La discrepanza tra le aspettative e la realtà operativa di Tesla si rende particolarmente evidente quando si analizzano i dati sui chilometri percorsi. Ad oggi, la compagnia ha dichiarato che i clienti paganti hanno percorso circa 2,5 milioni di miglia utilizzando il servizio di trasporto, di cui 380.000 miglia coperte in totale assenza di un supervisore umano a bordo. Sebbene rappresenti un traguardo tecnico significativo, questo numero impallidisce se confrontato con la principale concorrenza. Basti pensare che l’unità di veicoli autonomi di Alphabet, Waymo, ha registrato oltre 220 milioni di miglia di guida autonoma entro lo scorso marzo. Questa immensa differenza sottolinea il vantaggio operativo attualmente detenuto dai rivali storici, smorzando l’iniziale entusiasmo legato a una potenziale ed egemonica supremazia del celebre marchio texano nel campo della mobilità autonoma.

Le sfide operative e i limiti geografici del servizio

Un altro aspetto cruciale affrontato nell’ultimo resoconto riguarda la limitata diffusione territoriale del Cybercab. Dal lancio di un piccolo progetto pilota ad Austin nel giugno 2025, l’espansione territoriale ha interessato solo una manciata di altre città in Texas e in Florida, tra cui Dallas, Houston e Miami, alle quali si sono recentemente aggiunte Tampa e Orlando. Tuttavia, la presenza in questi centri urbani non si traduce automaticamente in una capillarità totale. Molte delle aree coperte sono state confinate a quartieri periferici e zone a basso traffico, evitando i complessi e congestionati centri cittadini. Inoltre, test indipendenti hanno riscontrato lunghi tempi di attesa e, in alcuni casi, l’assenza totale di vetture disponibili per i passeggeri, segnalando un evidente limite nella disponibilità effettiva della flotta di veicoli autonomi.

La priorità assoluta alla sicurezza e le questioni normative

In risposta alle criticità riscontrate sul fronte dell’espansione, i dirigenti hanno chiarito che l’attuale lentezza è dettata da una scelta consapevole, volta a privilegiare la sicurezza rispetto alla velocità di implementazione. Lo stesso Elon Musk ha sottolineato la volontà di far crescere il servizio in modo rapido, ma tassativamente “senza causare danni a nessuno”. Un singolo incidente potrebbe infatti innescare reazioni avverse a livello globale e stringere ulteriormente le maglie della legislazione sulla guida autonoma. A tal proposito, il vicepresidente dell’ingegneria dei veicoli Lars Moravy ha evidenziato come i quadri normativi varino profondamente da città a città, rendendo necessaria una scrupolosa valutazione legale e tecnica prima di autorizzare l’introduzione dei servizi automatizzati in nuovi mercati.

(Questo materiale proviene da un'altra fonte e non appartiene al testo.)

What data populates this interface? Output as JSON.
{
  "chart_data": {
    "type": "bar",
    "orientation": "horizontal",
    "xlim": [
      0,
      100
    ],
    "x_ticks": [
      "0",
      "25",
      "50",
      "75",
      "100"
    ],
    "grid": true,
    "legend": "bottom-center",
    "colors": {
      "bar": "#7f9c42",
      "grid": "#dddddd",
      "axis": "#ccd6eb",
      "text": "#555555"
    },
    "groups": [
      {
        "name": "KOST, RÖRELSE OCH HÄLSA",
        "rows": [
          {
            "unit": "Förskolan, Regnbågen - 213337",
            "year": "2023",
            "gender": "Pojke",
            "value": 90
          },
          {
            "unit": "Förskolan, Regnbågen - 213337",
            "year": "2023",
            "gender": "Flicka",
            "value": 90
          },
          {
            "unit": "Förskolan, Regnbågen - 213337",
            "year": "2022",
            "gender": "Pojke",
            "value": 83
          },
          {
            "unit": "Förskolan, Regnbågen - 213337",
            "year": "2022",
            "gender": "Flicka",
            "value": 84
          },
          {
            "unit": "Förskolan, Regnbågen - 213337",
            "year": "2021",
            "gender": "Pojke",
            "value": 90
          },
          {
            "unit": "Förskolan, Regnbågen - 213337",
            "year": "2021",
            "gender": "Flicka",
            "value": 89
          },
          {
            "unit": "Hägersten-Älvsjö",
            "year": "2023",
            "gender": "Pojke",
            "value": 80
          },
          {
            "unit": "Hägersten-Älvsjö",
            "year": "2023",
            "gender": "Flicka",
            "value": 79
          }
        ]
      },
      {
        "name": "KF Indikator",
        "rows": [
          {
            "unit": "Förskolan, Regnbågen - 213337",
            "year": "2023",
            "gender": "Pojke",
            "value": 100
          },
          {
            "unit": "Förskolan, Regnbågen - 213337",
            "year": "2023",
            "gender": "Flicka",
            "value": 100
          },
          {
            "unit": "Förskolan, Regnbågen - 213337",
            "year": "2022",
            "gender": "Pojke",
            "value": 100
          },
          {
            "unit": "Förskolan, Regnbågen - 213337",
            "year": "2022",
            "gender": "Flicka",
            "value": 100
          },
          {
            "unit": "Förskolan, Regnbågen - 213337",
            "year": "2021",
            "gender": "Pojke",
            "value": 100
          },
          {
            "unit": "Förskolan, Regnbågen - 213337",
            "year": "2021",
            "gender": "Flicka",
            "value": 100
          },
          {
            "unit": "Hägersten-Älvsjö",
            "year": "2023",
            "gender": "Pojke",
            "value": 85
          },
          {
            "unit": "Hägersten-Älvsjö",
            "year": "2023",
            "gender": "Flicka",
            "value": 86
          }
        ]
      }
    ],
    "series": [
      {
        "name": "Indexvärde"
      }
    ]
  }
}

L’impatto sugli investitori e il futuro della mobilità

Il ridimensionamento delle aspettative ha inevitabilmente avuto ripercussioni sulla percezione del mercato azionario. Molti analisti finanziari avevano basato gran parte delle stime di valutazione del titolo sulla premessa che l’azienda possedesse un vantaggio intrinseco nella capacità di scalare rapidamente i propri prodotti basati sull’intelligenza artificiale. Scoprire che l’approccio dell’azienda sta diventando, per forza di cose, un’implementazione metodica e graduale – molto simile a quella dei suoi diretti concorrenti – sta sollevando nuovi interrogativi sulla reale fattibilità e monetizzazione nel breve periodo. L’elevato moltiplicatore degli utili dell’azienda si regge sulla promessa che i software per l’autonomia e la robotica diventeranno a breve i principali generatori di entrate. Solo il tempo dirà se questo approccio prudente garantirà l’affidabilità necessaria per convertire le aspettative in una solida e diffusa realtà commerciale a livello globale.